Contrary to the views that the Canadian residential real estate market would remain buoyant for long, recently the Canadian central bank governor Mark Carney has warned that notwithstanding the current optimism over the housing market in the country, the consumers ought to be cautious of taking financial liabilities in excess of what they would be able to pay off since the good time would not continue for much long.
Carney told the House of Commons finance committee on Tuesday last that Canada's residential real estate market was not bridled in the manner in which the housing market was tanked in neighbouring United States during the just-ended global economic slump. On the contrary, the housing market in Canada recovered a little too quickly as soon as the economic sluggishness was over. The Bank of Canada governor predicted that the housing market in Canada will begin to turn cold during the next fiscal quarter and the situation will continue or stay at tepid planes for more than a few years from now.
According to the Canadian central bank governor, the forecast made by the bank for the period up to 2012 shows that there will be a noticeable decline in the housing market in the country from the second quarter of the current fiscal year and the trend will continue for quite some time ahead. At the same time, Carney said that the bank was concerned over the fact that a section of Canadians had taken on debts exceeding their limit and such consumers face a risk ahead. It may, however, be noted here that this was not the first time that Carney was making such remarks. In fact, it has been quite some time that the Bank of Canada governor has been cautioning regarding the unprecedented level of loans that are presently held by several Canadians for about a year now.
Latest available statistics show that on an average each Canadian family is indebted by $1.47 for each dollar of their disposable income (gross earnings of an individual from which direct taxes have been deducted). This figure is considered to be a record high even as the interest rates remain at a historically low level.

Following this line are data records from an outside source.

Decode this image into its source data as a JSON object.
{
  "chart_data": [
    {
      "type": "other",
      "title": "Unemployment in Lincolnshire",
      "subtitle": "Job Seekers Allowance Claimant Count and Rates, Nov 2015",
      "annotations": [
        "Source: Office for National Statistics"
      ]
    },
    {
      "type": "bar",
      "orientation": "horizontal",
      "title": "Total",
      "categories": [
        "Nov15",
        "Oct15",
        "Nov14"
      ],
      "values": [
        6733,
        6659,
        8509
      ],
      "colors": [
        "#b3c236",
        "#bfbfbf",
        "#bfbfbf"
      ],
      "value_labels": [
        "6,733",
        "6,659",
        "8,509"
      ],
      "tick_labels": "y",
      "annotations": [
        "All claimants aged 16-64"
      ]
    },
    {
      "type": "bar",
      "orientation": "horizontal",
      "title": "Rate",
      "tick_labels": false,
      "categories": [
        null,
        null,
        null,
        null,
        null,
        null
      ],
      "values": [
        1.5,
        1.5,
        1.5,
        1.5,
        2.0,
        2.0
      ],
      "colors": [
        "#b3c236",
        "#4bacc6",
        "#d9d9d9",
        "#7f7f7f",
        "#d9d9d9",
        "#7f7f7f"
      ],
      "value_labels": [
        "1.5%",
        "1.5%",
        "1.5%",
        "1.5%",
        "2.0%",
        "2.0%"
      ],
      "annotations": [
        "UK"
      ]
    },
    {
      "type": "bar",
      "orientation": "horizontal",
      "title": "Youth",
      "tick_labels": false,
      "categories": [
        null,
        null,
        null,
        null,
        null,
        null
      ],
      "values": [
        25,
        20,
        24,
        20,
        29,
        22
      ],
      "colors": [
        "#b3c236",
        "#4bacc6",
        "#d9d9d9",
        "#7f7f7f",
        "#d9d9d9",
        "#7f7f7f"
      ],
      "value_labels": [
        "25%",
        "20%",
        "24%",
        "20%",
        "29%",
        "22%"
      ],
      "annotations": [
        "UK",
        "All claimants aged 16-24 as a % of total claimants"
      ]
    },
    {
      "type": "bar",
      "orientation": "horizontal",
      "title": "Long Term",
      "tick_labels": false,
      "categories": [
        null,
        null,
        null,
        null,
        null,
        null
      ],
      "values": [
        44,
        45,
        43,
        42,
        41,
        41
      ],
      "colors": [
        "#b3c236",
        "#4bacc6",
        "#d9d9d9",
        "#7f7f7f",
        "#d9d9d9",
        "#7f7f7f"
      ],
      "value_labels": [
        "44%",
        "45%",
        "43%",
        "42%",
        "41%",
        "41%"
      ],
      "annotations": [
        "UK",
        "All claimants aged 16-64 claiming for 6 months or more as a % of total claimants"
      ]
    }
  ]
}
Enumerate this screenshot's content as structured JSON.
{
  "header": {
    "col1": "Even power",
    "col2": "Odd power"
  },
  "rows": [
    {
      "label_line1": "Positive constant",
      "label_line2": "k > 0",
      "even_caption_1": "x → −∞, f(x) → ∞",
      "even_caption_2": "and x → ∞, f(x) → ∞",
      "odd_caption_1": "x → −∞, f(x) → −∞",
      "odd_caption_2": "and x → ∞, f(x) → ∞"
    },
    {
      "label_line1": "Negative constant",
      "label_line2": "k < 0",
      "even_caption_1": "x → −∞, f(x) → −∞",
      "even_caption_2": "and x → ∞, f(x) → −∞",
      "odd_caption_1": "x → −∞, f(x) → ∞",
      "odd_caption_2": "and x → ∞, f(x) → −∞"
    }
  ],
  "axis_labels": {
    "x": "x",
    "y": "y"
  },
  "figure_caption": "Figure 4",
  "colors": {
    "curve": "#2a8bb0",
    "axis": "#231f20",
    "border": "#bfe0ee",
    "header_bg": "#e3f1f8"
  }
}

According to Carney, to a great extent, the recent surge in housing expenditure, including home renovations, is owing to the extremely low interest rates as well as the provisional home renovation tax credit introduced by the federal government. These two factors have not only been boosting the spending on housing, but also helped the home market to remain buoyant in Canada even during the recession, he added. At the same time, the Bank of Canada governor has asserted that it is not possible to maintain the current level of outlay on housing since the mortgage rates have already started going up.
Incidentally, while three major Canadian banks had announced raising their mortgage rates in April, now another three Canadian Banks have joined these financial institutions in hiking their mortgage rates. Separate announcements in this regard were made by these three banks - Scotiabank, Canadian Imperial Bank of Commerce and the Desjardins Group, on Tuesday last. Among these financial institutions, the Desjardins Groups runs two credit unions in Quebec and Ontario.
According the announcements made by these financial institutions on Tuesday last, they have hiked the mortgage rates throughout an assortment of maturities by 15 basis points or 0.15 percentage points. For instance, the Desjardins Group and the Canadian Imperial bank of Commerce (CIBC) will henceforth charge 6.25 per cent on a five-year closed mortgage and 7.20 per cent on a 10-year mortgage. Precisely speaking, these three financial institutions are now toeing the line adopted by the Royal Bank of Canada and the TD Bank, which had announced their decision to raise the mortgage rates about a week ago.
On the other hand, the credit unions will continue to offer interest rates as low as 4.25 per cent on a five-year mortgage.
Meanwhile, the banks in Canada are acting in response to the mounting expenses of borrowing money for five years to 10 years durations.
The rates of interest related to the financial instruments for durations ranging from five years to 10 years have increased significantly during the last few months. The reason behind the rise in the interest rates said to the growth of the Canadian economy that has left Canada's central bank worried over the upcoming inflation. In fact, keeping this aspect in view, the Bank of Canada has asserted that it is prepared to raise its target rates with a view to lessen these stresses. Therefore, the Canadian mortgage rates have gone up progressively during the last few months.
The economics section of the Canadian Imperial Bank of Commerce has predicted that by 2011, the interest rate on a 10-year Canadian bond will escalate to four per cent. The Bank of Canada said that considering that the forecast of the bank will be a reality, it will denote a gain of 66 per cent in comparison to the 2.41 per cent interest rate on a similar bond just a year back - in 2009!